Variação de preço do açúcar:

Feijão
O índice de ruptura do feijão permaneceu praticamente estável, com redução de 0,2 p.p., de 8,3% em junho para 8,1% em julho. Entre os preços, o comportamento variou conforme o tipo de grão: o feijão preto subiu de R$ 7,03 para R$ 7,19, enquanto o carioca recuou de R$ 9,64 para R$ 9,59 e o vermelho caiu de R$ 12,61 para R$ 12,23.

Variação de preço do feijão:

Papel higiênico
Na contramão das demais categorias destacadas, o papel higiênico reportou um incremento de 1,8 p.p. na ruptura, passando de 14,1% em junho para 15,9% em julho.

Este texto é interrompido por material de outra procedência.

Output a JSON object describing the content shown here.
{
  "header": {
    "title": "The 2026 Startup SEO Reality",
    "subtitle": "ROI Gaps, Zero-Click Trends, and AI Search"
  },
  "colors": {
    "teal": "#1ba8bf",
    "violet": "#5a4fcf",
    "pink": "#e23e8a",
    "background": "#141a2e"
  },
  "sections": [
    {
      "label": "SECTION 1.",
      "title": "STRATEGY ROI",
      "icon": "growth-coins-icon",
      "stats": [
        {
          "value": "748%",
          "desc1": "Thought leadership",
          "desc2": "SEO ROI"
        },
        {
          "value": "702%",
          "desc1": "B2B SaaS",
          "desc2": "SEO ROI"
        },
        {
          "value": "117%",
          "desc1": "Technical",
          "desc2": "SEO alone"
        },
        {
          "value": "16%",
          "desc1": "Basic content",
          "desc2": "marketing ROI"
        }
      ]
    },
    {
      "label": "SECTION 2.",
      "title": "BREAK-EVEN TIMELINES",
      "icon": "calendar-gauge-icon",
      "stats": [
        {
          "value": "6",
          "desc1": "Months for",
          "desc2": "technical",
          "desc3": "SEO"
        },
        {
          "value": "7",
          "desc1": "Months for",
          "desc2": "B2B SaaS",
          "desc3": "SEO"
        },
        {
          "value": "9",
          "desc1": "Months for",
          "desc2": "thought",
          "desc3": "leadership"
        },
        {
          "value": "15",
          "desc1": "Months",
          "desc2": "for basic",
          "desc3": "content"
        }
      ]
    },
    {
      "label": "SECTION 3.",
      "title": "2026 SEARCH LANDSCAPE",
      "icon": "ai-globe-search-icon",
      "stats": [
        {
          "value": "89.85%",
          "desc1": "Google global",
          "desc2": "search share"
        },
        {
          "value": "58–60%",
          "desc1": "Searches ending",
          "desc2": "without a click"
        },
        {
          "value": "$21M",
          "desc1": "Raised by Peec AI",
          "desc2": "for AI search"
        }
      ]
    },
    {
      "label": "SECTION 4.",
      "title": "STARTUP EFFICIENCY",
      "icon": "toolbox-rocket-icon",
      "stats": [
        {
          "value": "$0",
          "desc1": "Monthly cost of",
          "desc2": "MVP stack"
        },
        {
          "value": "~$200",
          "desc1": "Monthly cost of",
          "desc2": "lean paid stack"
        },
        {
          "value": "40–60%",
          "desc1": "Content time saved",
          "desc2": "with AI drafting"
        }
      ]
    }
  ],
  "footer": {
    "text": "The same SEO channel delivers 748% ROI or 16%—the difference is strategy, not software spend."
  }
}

O avanço está relacionado à menor disponibilidade de estoques. Segundo análise do Banco do Brasil, embora a oferta pontual de celulose de fibra longa tenha aumentado no mês, o volume acumulado global nos primeiros cinco meses de 2026 ainda registra retração de 3,7% frente ao mesmo período do ano anterior.

Em linha com o cenário de oferta mais restrita, os dados da Neogrid revelam alta nos preços médios de todas as opções. A embalagem de folha simples passou de R$ 10,82 para R$ 10,85; a de folha dupla, de R$ 18,34 para R$ 18,42; e a de folha tripla, de R$ 23,22 para R$ 23,39.
Variação de preço do papel higiênico:

O que é ruptura?
Ruptura é um indicador que mostra a porcentagem de itens em falta em relação ao total de itens de uma loja considerando o catálogo total de produtos. Por exemplo: se um varejo vende 10 marcas de água mineral de 500 ml e uma delas está sem estoque, a ruptura desse produto é de 10%. Calculado com base no mix de cada loja, o índice não considera o histórico de vendas e independe da demanda.
Outro exemplo de ruptura pode ser observado quando o arroz parboilizado deixa de estar disponível no estoque da loja e outros tipos, como o integral, agulhinha ou arbóreo, continuam disponíveis. Em todos os casos, o termo “estoque” considera todo o espaço físico do varejo, incluindo a gôndola e o local de armazenagem para produtos ainda não disponíveis na prateleira.